Pero dejémonos de excusas: a los catalanes no nos pueden ni ver. Nos viene de siglos. Una corriente subterránea que atraviesa generaciones y gobiernos, dictaduras y democracias, monarquías y repúblicas. Cambian los discursos, los acentos, los gobiernos… pero la desconfianza hacia lo catalán es un hilo rojo que nunca se corta.
No importa qué pensemos ni a quién votemos, ni si se despliega una estelada en el balcón o si se engancha una rojigualda en la solapa. El catalán de derechas, de izquierdas, indepe, unionista, culé o perico carga con el mismo sambenito: el de ser catalán. Y con eso basta.
Es como un reflejo automático. Si algo se estropea, es culpa de los catalanes.
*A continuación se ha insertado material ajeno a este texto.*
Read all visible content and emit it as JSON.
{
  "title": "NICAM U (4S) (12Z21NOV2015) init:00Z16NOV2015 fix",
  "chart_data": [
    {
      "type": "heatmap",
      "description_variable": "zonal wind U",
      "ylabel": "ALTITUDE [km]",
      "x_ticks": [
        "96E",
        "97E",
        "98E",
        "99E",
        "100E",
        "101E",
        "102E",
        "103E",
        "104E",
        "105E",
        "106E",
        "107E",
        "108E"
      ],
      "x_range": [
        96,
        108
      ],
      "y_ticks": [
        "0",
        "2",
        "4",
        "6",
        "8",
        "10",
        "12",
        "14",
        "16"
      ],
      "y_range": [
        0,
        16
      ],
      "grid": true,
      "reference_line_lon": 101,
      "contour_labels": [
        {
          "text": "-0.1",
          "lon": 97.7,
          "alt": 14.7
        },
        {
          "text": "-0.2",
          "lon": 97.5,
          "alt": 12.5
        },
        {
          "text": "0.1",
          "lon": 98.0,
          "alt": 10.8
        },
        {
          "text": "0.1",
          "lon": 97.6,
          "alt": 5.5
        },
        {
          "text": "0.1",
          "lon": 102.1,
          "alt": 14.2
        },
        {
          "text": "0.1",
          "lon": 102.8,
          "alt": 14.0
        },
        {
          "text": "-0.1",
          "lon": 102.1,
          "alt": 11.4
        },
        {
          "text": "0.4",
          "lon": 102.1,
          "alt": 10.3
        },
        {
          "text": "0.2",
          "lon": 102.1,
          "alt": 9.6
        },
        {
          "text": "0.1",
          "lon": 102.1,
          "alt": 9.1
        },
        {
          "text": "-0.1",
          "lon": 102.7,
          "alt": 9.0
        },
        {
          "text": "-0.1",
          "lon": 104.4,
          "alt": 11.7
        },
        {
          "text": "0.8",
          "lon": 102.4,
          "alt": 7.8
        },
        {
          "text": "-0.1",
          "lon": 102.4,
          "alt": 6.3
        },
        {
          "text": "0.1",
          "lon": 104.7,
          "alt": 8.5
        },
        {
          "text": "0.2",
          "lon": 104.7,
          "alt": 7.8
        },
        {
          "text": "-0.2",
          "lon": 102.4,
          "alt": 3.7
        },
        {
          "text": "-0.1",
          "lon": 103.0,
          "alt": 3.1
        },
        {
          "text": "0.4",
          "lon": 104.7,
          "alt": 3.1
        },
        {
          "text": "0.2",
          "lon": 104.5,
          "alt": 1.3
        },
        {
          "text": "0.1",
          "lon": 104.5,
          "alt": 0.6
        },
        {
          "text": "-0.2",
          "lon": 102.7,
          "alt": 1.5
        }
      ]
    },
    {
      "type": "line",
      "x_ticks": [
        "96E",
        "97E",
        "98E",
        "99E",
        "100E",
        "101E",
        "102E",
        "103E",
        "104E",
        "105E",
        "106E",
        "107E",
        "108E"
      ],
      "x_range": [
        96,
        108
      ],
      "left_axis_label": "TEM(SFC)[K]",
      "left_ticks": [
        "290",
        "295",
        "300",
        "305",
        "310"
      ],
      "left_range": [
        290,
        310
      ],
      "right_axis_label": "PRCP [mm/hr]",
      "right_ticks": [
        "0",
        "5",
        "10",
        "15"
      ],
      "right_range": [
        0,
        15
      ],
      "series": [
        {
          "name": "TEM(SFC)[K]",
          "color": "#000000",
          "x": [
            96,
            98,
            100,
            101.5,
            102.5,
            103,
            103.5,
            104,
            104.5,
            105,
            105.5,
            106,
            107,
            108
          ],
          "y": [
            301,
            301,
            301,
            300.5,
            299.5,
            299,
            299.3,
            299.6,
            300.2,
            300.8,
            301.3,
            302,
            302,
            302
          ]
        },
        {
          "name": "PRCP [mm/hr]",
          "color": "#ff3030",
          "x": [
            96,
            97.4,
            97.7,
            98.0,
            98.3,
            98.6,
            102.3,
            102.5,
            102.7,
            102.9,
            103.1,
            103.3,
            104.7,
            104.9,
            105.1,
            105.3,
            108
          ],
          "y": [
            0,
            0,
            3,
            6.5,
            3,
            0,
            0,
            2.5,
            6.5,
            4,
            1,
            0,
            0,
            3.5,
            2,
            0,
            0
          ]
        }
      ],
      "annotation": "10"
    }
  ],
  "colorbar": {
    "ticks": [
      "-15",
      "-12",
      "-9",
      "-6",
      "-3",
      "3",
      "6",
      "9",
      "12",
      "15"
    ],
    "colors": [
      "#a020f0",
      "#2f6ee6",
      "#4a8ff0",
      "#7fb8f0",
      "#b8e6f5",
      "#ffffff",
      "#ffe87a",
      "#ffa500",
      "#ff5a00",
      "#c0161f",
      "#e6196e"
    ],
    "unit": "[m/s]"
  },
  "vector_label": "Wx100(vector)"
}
Si algo funciona, seguro que los catalanes han hecho trampa. Si se recauda demasiado, es que se lo guardan. Si se recauda poco, es que son unos inútiles. Y si se callan, son soberbios. Y si hablan, peor. Por eso cuando alguien aquí se pregunta qué hemos hecho mal, la respuesta es sencilla: nacer catalanes. Y ya está. Lo demás son matices.
Han pasado siglos, guerras, constituciones y estatutos. Y seguimos igual. Así que quizá lo más sensato sea aceptarlo con cierta sorna: no nos pueden ni ver, pero tampoco pueden dejar de mirarnos. Y ahí seguimos, como el vecino que molesta en la escalera… hasta que alguien lo necesita para arreglar la luz. Lo sorprendente, en realidad, no es el rencor: es que sigamos aceptando vivir en ese edificio. O simplemente que la comunidad de vecinos aún no nos haya expulsado.